Em relação à bulimia
nervosa, episódios recorrentes de compulsão alimentar (ECA) e comportamentos
compensatórios inadequados frequentes para evitar o ganho de peso fazem parte
do transtorno. "Para se qualificar para o diagnóstico, os ECAs e os comportamentos
compensatórios inadequados devem ocorrer, em média, pelo menos uma vez por
semana durante três meses", ressalta Adriano Segal, que também é
vice-coordenador da Comissão de Transtornos Alimentares da ABP (Associação
Brasileira de Psiquiatria)
Além disso, Adriano
destaca que a autoavaliação exageradamente influenciada pela forma e pelo peso
corporal também é um dos fatores associados ao diagnóstico e à presença da
bulimia nervosa. As causas exatas desses quadros, entretanto, ainda não são
totalmente conhecidas. Mas, segundo o psiquiatra, acredita-se que haja uma
interação entre fatores biológicos (por exemplo, fatores genéticos),
psicológicos e sociais, especialmente para os quadros de anorexia nervosa,
bulimia nervosa e transtorno de compulsão alimentar.
• Preço pela autoestima
"Lembro de sempre
ter um problema com meu corpo", revela Lucas Camargo, 30 anos. Desde
criança a aparência sempre foi um enigma. Não se sentia bem consigo mesmo, mal
conseguia se olhar no espelho. Em uma dessas viagens de férias para a praia, recorda
de não querer, de jeito nenhum, tirar a camiseta para dar um mergulho no mar. O
motivo: pensava estar gordo demais e sentia vergonha do porte físico.
Tantas dificuldades e
barreiras se colocaram no caminho durante toda a vida de Lucas. Na escola,
relembra a fase em que o bullying o colocava para baixo. Ainda assim, sua
questão com a autoestima estava além disso. "Quando alguém não sabia meu
nome, me referenciava como 'ai, aquele gordinho lá, sabe?', isso me pegava
muito. Com a adolescência chegando, recebia elogios de que era bonito, mas
nunca tinha ninguém me querendo. Neuras de adolescente, mas que, para mim,
pesou, com certeza."
Aos 19 anos o
diagnóstico de anorexia do tipo purgativa atípica apareceu. Lucas não comia e,
quando comia, era muito pouco. O humor começou a mudar drasticamente, estava
mais depressivo, arisco e ranzinza. "Mas cada vez que subia na balança e
via um número a menos, era uma vitória", recorda. No local onde
trabalhava, as pessoas que o viam diariamente comentavam que Lucas estava
emagrecendo. Entretanto, parecia abatido e pálido. Na cabeça do jovem, esse era
o preço que deveria ser pago para perder peso.
• Dias melhores
São dias e dias. É
assim que Lucas gosta de pensar. Às vezes, de forma natural, se sente esgotado.

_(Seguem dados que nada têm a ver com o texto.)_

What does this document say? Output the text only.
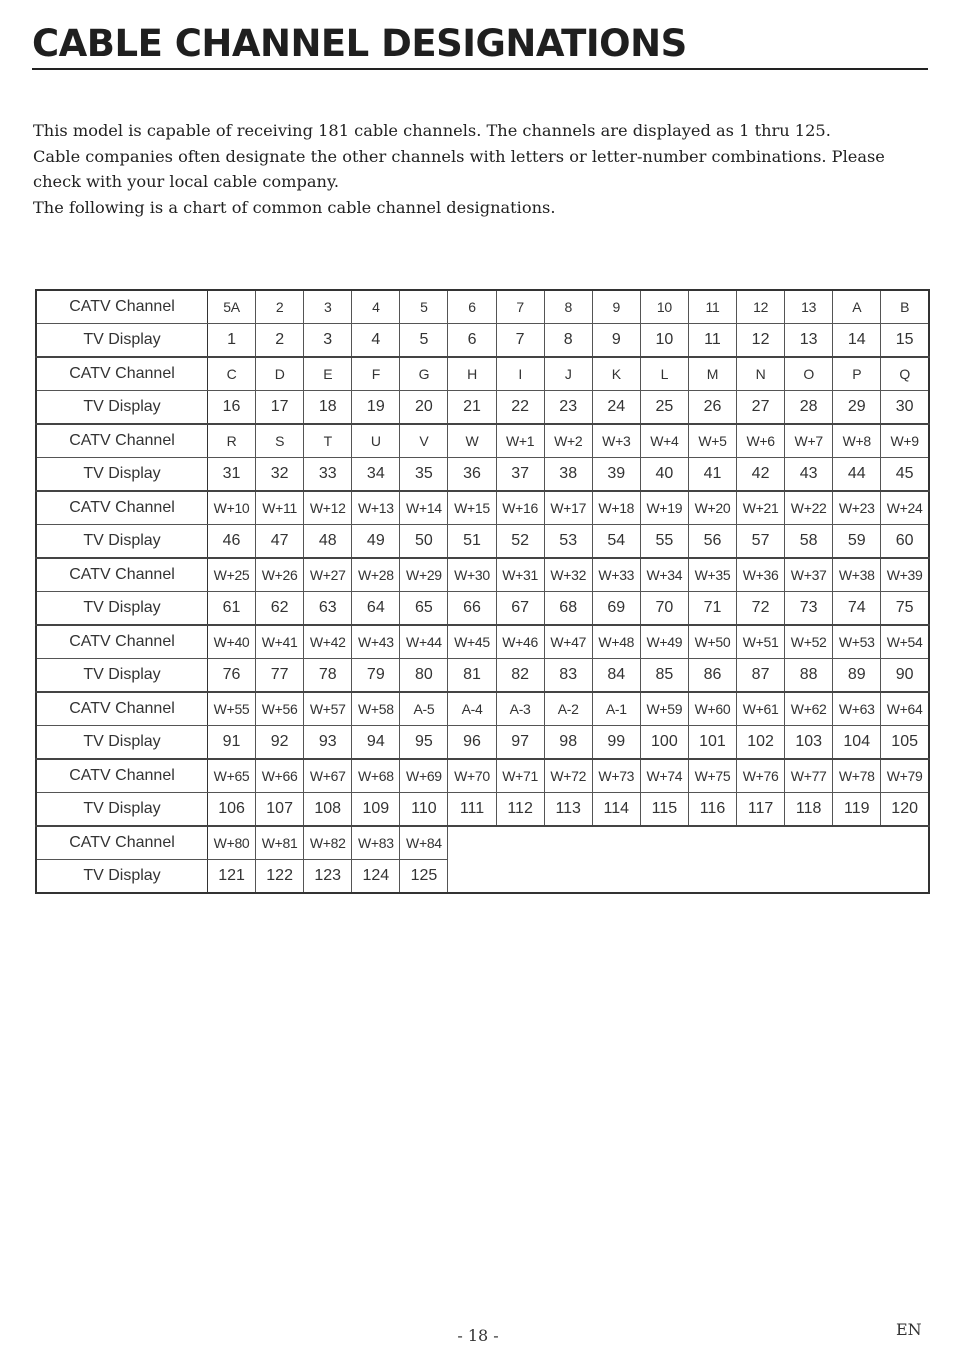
CABLE CHANNEL DESIGNATIONS

This model is capable of receiving 181 cable channels. The channels are displayed as 1 thru 125.

Cable companies often designate the other channels with letters or letter-number combinations. Please check with your local cable company.

The following is a chart of common cable channel designations.

CATV Channel	5A	2	3	4	5	6	7	8	9	10	11	12	13	A	B
TV Display	1	2	3	4	5	6	7	8	9	10	11	12	13	14	15
CATV Channel	C	D	E	F	G	H	I	J	K	L	M	N	O	P	Q
TV Display	16	17	18	19	20	21	22	23	24	25	26	27	28	29	30
CATV Channel	R	S	T	U	V	W	W+1	W+2	W+3	W+4	W+5	W+6	W+7	W+8	W+9
TV Display	31	32	33	34	35	36	37	38	39	40	41	42	43	44	45
CATV Channel	W+10	W+11	W+12	W+13	W+14	W+15	W+16	W+17	W+18	W+19	W+20	W+21	W+22	W+23	W+24
TV Display	46	47	48	49	50	51	52	53	54	55	56	57	58	59	60
CATV Channel	W+25	W+26	W+27	W+28	W+29	W+30	W+31	W+32	W+33	W+34	W+35	W+36	W+37	W+38	W+39
TV Display	61	62	63	64	65	66	67	68	69	70	71	72	73	74	75
CATV Channel	W+40	W+41	W+42	W+43	W+44	W+45	W+46	W+47	W+48	W+49	W+50	W+51	W+52	W+53	W+54
TV Display	76	77	78	79	80	81	82	83	84	85	86	87	88	89	90
CATV Channel	W+55	W+56	W+57	W+58	A-5	A-4	A-3	A-2	A-1	W+59	W+60	W+61	W+62	W+63	W+64
TV Display	91	92	93	94	95	96	97	98	99	100	101	102	103	104	105
CATV Channel	W+65	W+66	W+67	W+68	W+69	W+70	W+71	W+72	W+73	W+74	W+75	W+76	W+77	W+78	W+79
TV Display	106	107	108	109	110	111	112	113	114	115	116	117	118	119	120
CATV Channel	W+80	W+81	W+82	W+83	W+84										
TV Display	121	122	123	124	125										
- 18 -	EN
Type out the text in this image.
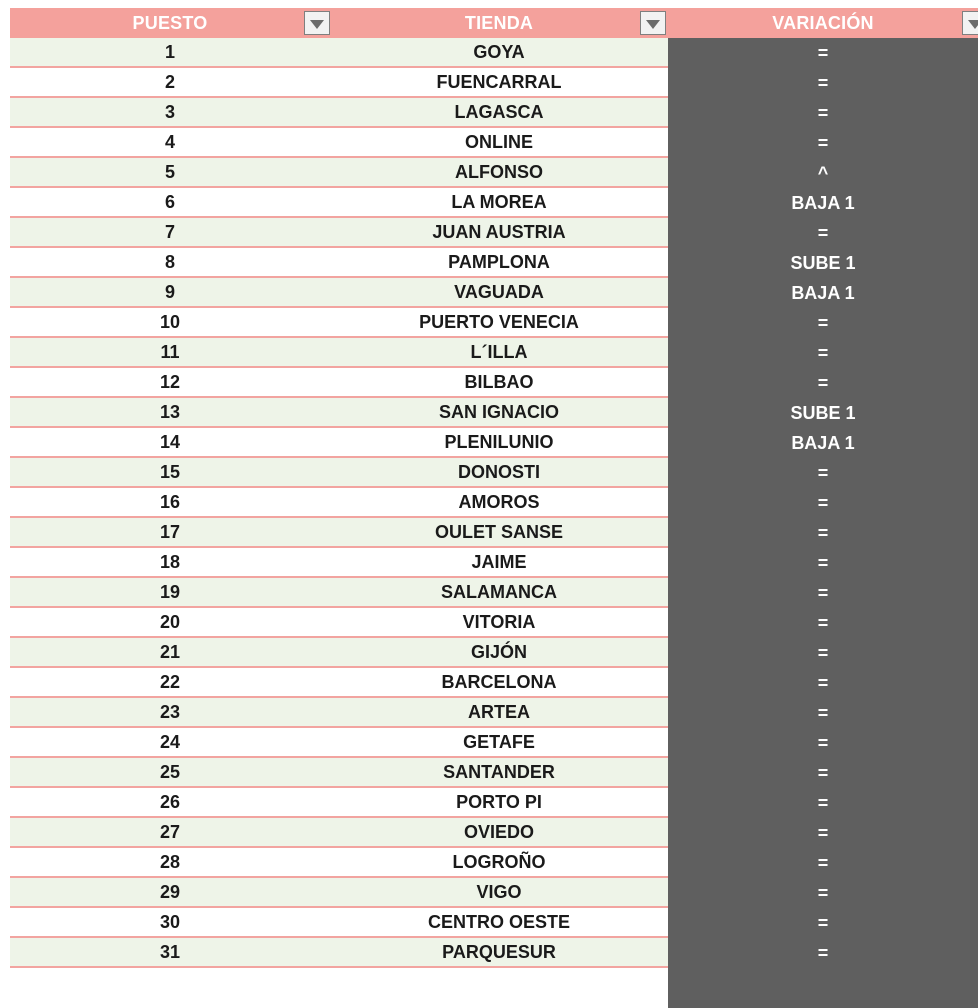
PUESTO	TIENDA	VARIACIÓN
1	GOYA	=
2	FUENCARRAL	=
3	LAGASCA	=
4	ONLINE	=
5	ALFONSO	^
6	LA MOREA	BAJA 1
7	JUAN AUSTRIA	=
8	PAMPLONA	SUBE 1
9	VAGUADA	BAJA 1
10	PUERTO VENECIA	=
11	L´ILLA	=
12	BILBAO	=
13	SAN IGNACIO	SUBE 1
14	PLENILUNIO	BAJA 1
15	DONOSTI	=
16	AMOROS	=
17	OULET SANSE	=
18	JAIME	=
19	SALAMANCA	=
20	VITORIA	=
21	GIJÓN	=
22	BARCELONA	=
23	ARTEA	=
24	GETAFE	=
25	SANTANDER	=
26	PORTO PI	=
27	OVIEDO	=
28	LOGROÑO	=
29	VIGO	=
30	CENTRO OESTE	=
31	PARQUESUR	=
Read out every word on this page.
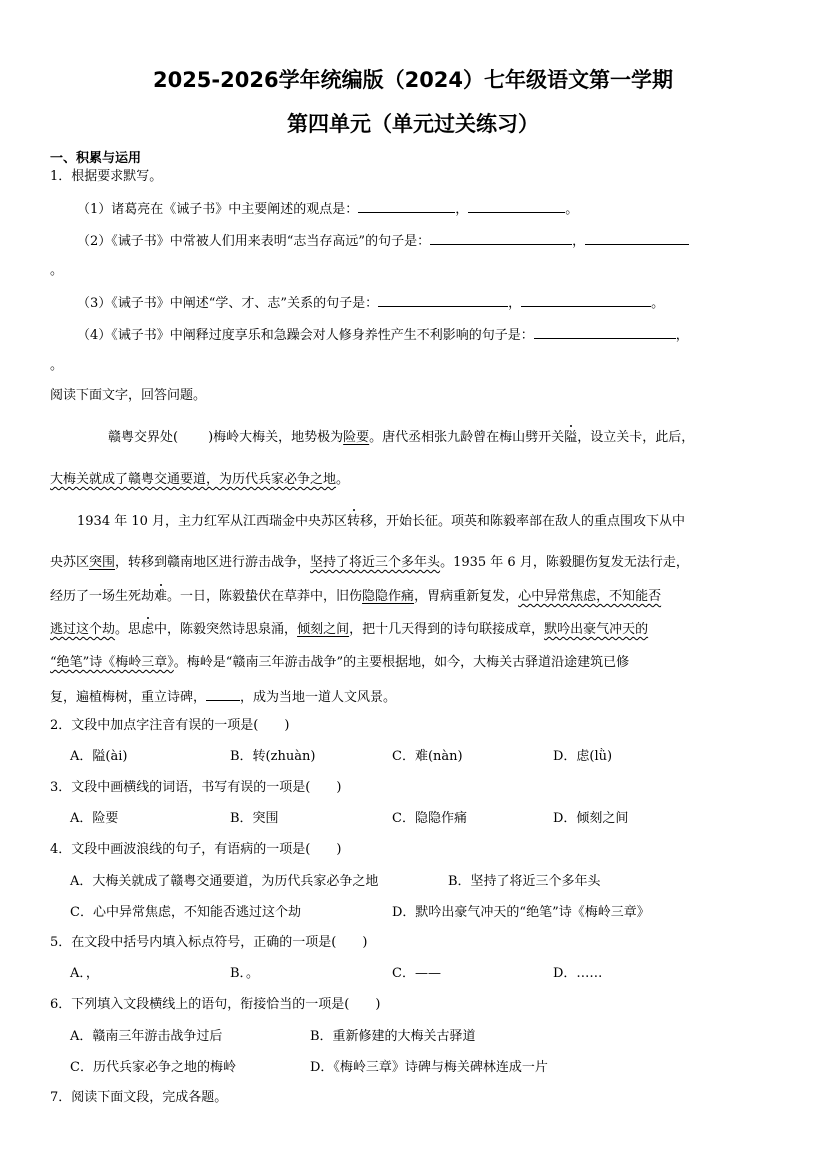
2025-2026学年统编版（2024）七年级语文第一学期
第四单元（单元过关练习）
一、积累与运用
1．根据要求默写。
（1）诸葛亮在《诫子书》中主要阐述的观点是：	，	。
（2）《诫子书》中常被人们用来表明“志当存高远”的句子是：	，
。
（3）《诫子书》中阐述“学、才、志”关系的句子是：	，	。
（4）《诫子书》中阐释过度享乐和急躁会对人修身养性产生不利影响的句子是：	，
。
阅读下面文字，回答问题。
赣粤交界处( )梅岭大梅关，地势极为险要。唐代丞相张九龄曾在梅山劈开关隘，设立关卡，此后，
大梅关就成了赣粤交通要道，为历代兵家必争之地。
1934 年 10 月，主力红军从江西瑞金中央苏区转移，开始长征。项英和陈毅率部在敌人的重点围攻下从中
央苏区突围，转移到赣南地区进行游击战争，坚持了将近三个多年头。1935 年 6 月，陈毅腿伤复发无法行走，
经历了一场生死劫难。一日，陈毅蛰伏在草莽中，旧伤隐隐作痛，胃病重新复发，心中异常焦虑，不知能否
逃过这个劫。思虑中，陈毅突然诗思泉涌，倾刻之间，把十几天得到的诗句联接成章，默吟出豪气冲天的
“绝笔”诗《梅岭三章》。梅岭是“赣南三年游击战争”的主要根据地，如今，大梅关古驿道沿途建筑已修
复，遍植梅树，重立诗碑，	，成为当地一道人文风景。
2．文段中加点字注音有误的一项是(　　)
A．隘(ài)	B．转(zhuàn)	C．难(nàn)	D．虑(lǜ)
3．文段中画横线的词语，书写有误的一项是(　　)
A．险要	B．突围	C．隐隐作痛	D．倾刻之间
4．文段中画波浪线的句子，有语病的一项是(　　)
A．大梅关就成了赣粤交通要道，为历代兵家必争之地	B．坚持了将近三个多年头
C．心中异常焦虑，不知能否逃过这个劫	D．默吟出豪气冲天的“绝笔”诗《梅岭三章》
5．在文段中括号内填入标点符号，正确的一项是(　　)
A．，	B．。	C．——	D．……
6．下列填入文段横线上的语句，衔接恰当的一项是(　　)
A．赣南三年游击战争过后	B．重新修建的大梅关古驿道
C．历代兵家必争之地的梅岭	D．《梅岭三章》诗碑与梅关碑林连成一片
7．阅读下面文段，完成各题。
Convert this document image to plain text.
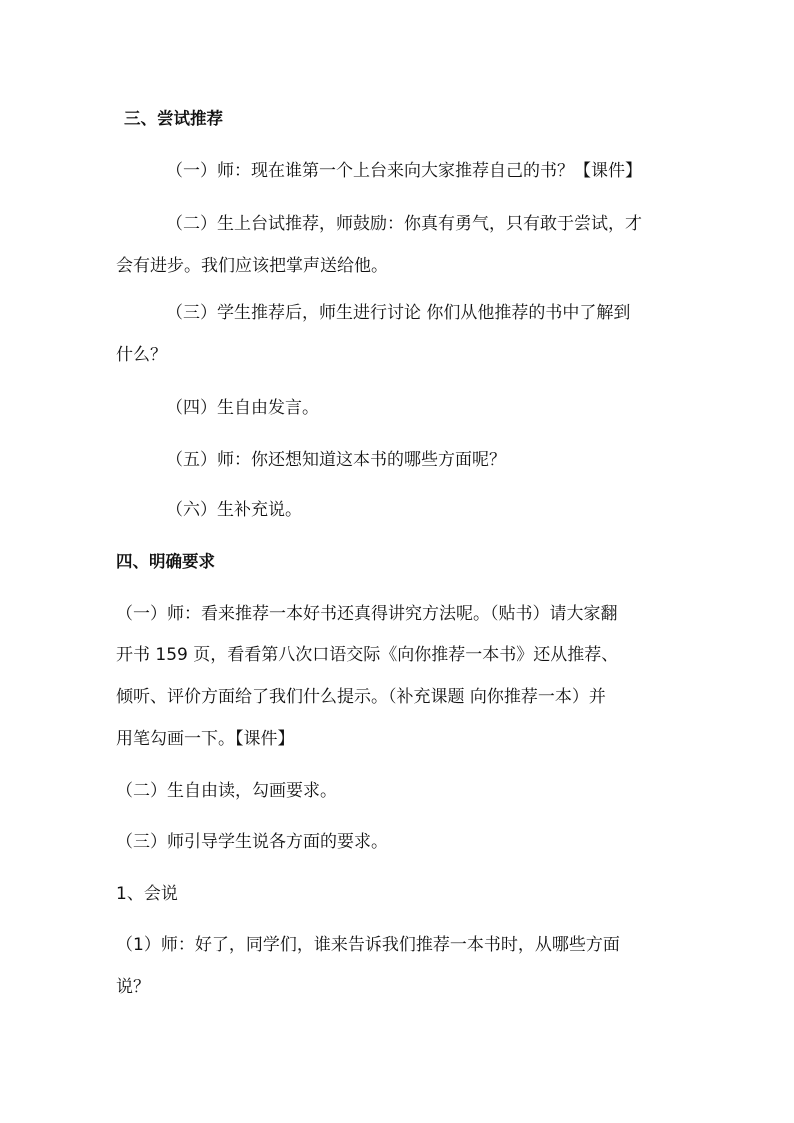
三、尝试推荐
（一）师：现在谁第一个上台来向大家推荐自己的书？【课件】
（二）生上台试推荐，师鼓励：你真有勇气，只有敢于尝试，才
会有进步。我们应该把掌声送给他。
（三）学生推荐后，师生进行讨论 你们从他推荐的书中了解到
什么？
（四）生自由发言。
（五）师：你还想知道这本书的哪些方面呢？
（六）生补充说。
四、明确要求
（一）师：看来推荐一本好书还真得讲究方法呢。（贴书）请大家翻
开书 159 页，看看第八次口语交际《向你推荐一本书》还从推荐、
倾听、评价方面给了我们什么提示。（补充课题 向你推荐一本）并
用笔勾画一下。【课件】
（二）生自由读，勾画要求。
（三）师引导学生说各方面的要求。
1、会说
（1）师：好了，同学们，谁来告诉我们推荐一本书时，从哪些方面
说？
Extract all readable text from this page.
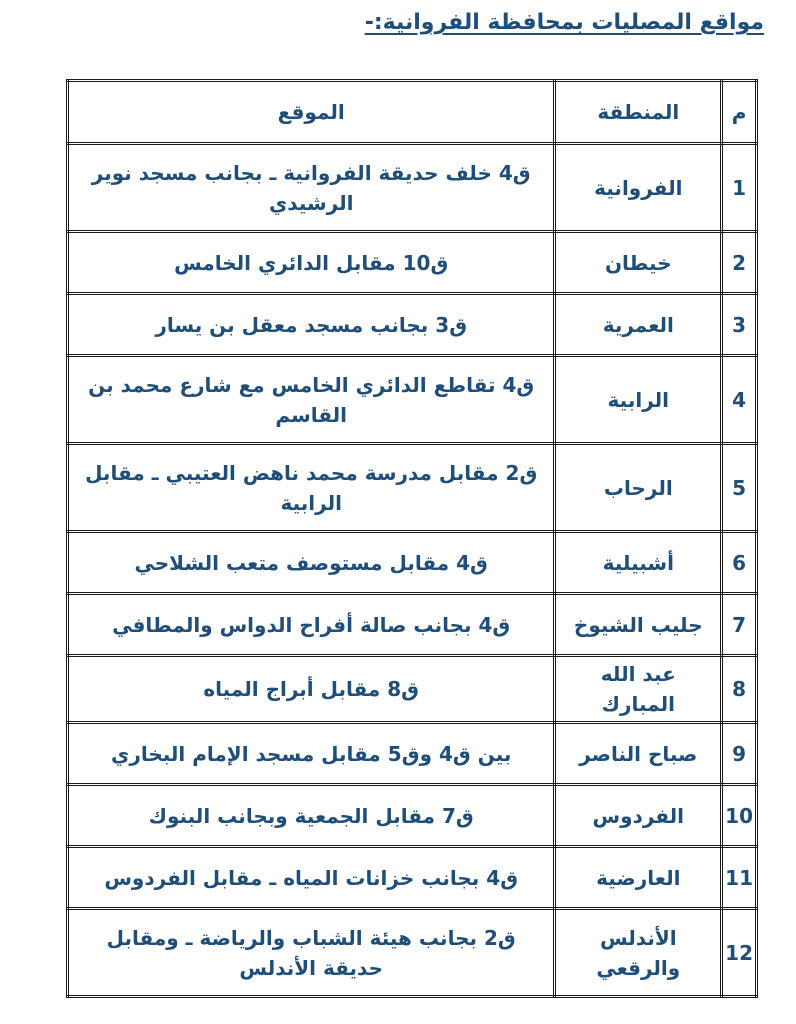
مواقع المصليات بمحافظة الفروانية:-
م	المنطقة	الموقع
1	الفروانية	ق4 خلف حديقة الفروانية ـ بجانب مسجد نوير الرشيدي
2	خيطان	ق10 مقابل الدائري الخامس
3	العمرية	ق3 بجانب مسجد معقل بن يسار
4	الرابية	ق4 تقاطع الدائري الخامس مع شارع محمد بن القاسم
5	الرحاب	ق2 مقابل مدرسة محمد ناهض العتيبي ـ مقابل الرابية
6	أشبيلية	ق4 مقابل مستوصف متعب الشلاحي
7	جليب الشيوخ	ق4 بجانب صالة أفراح الدواس والمطافي
8	عبد الله المبارك	ق8 مقابل أبراج المياه
9	صباح الناصر	بين ق4 وق5 مقابل مسجد الإمام البخاري
10	الفردوس	ق7 مقابل الجمعية وبجانب البنوك
11	العارضية	ق4 بجانب خزانات المياه ـ مقابل الفردوس
12	الأندلس والرقعي	ق2 بجانب هيئة الشباب والرياضة ـ ومقابل حديقة الأندلس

Em outros, gosta de ser otimista e acreditar que tudo vai melhorar. Durante
esses 10 anos convivendo com transtornos alimentares, acredita que toda a sua vida
e a maneira de se relacionar com as pessoas foram impactadas. "Um dia,
quis comer uma tapioca de chocolate e algo interno não me deixava, e foi uma
luta muito grande. Entrei em um conflito interno tão intenso que comecei a
chorar, porque estava com muita vontade de comer tapioca, mas não
conseguia", conta.
Após tantos episódios
similares, Lucas resolveu buscar ajuda profissional. Depois da anorexia, foi
diagnosticado com bulimia nervosa — quadro com o qual vive hoje. Para tentar
travar uma luta contra o transtorno, entrou na academia e buscou conviver com uma
alimentação mais saudável. Ganhou peso e massa corporal, mas a autoestima
continuou oscilando e dificultando o árduo processo. Os elogios, ainda que
apareçam, não florescem com tanta facilidade no coração de Lucas. "Não
gosto muito de falar sobre porque, para as pessoas, pode parecer frescura. Mas
é algo dentro de mim que não me deixa acreditar", acrescenta.
Hoje, ele consegue
compreender melhor o transtorno e lidar bem quando "a voz" que tenta
o colocar para baixo aparece. Apesar disso, a compulsão e a culpa permanecem,
menos que antes, mas permanecem. Os treinos e a dedicação de Lucas são os pilares
para que o jovem continue se saindo bem. Todos esses fatores, é claro, aliados
ao otimismo que carrega. Desistir, para ele, não é e nunca foi uma opção.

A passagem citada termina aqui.